Anyway, I am home today. And resting. Our office is closed because of a massive snow storm I ordered for Mr. A's birthday. He's really pleased with his present, and it makes the bitter pill of 40 a little easier to swallow.

new picture on gummy bear page - evidence to support 'big as home' assertion

Monday, February 4, 2013

First babies come late, right. Right?

Let me start by clarifying that Gummy is still an inside baby (otherwise known as a fetus). But at 35 weeks on the dot, I am starting to wonder about how long she'll decide to stay in there. Or how long she will be allowed.

My last visit to my OB was all good, except for my blood pressure, which was higher than usual. Dr. Smiley said to keep an eye on it, stop by the pharmacy and get a reading whenever convenient. I've been doing that and the tricky diastolic number is rising.
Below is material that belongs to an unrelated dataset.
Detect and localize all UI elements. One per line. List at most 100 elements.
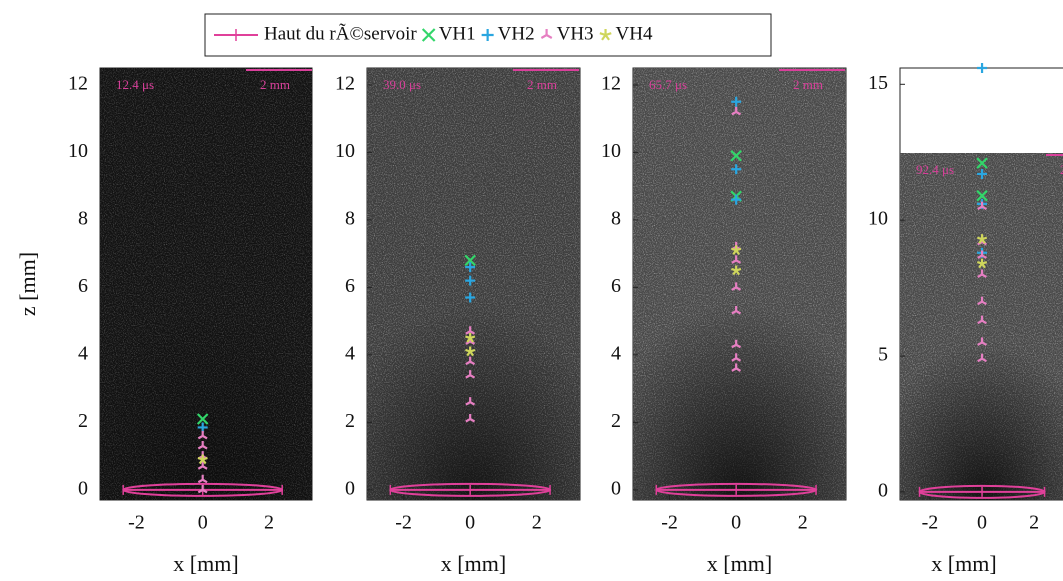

Crap.

For the last 30 some odd weeks, I've been banking on Gummy arriving on the late side of her due date: March 11. I've told my employer that I would work until March 8. Being that it is International Women's day, it seemed an appropriate one to go on maternity leave.

I'm not sure if it was the initial high blood pressure reading, my colleague who is due the day after me being ordered to stop work last week to go on bed rest, or a fellow DE mama I correspond with whose darling girl showed up at 35 weeks, but I'm thinking my early prognostications might be bunk. If the blood pressure keeps going up, Gummy will get an eviction notice I believe.

I have an OB appointment this Thursday, and plan on asking many 'what if' questions. We've already established that I'm a high maintenance patient at my last appointment (when I remarked I was and she laughed, the international sign of acquiescence). And I am mentally switching gears at work and trying to wrap things up as much as I can each day.

Maybe if I visualize what date I need her to come on, she will abide. (loved your comments on my last post, women. Thank you for not throwing tomatoes at me).   

In the mean time, I have fully settled into the fatigue of T3. It is more intense than T1 for me. I am as big as a house (more like a home, my beloved friend said). My sleep is on the crappy side of bad (but I don't want to say that one too loudly, since you know, it's about to get worse). Heartburn, digestive upsets, and sadness and tearfulness. Bring it on, I say. Embracing pregnancy is where it's at, women. It's a glorious journey.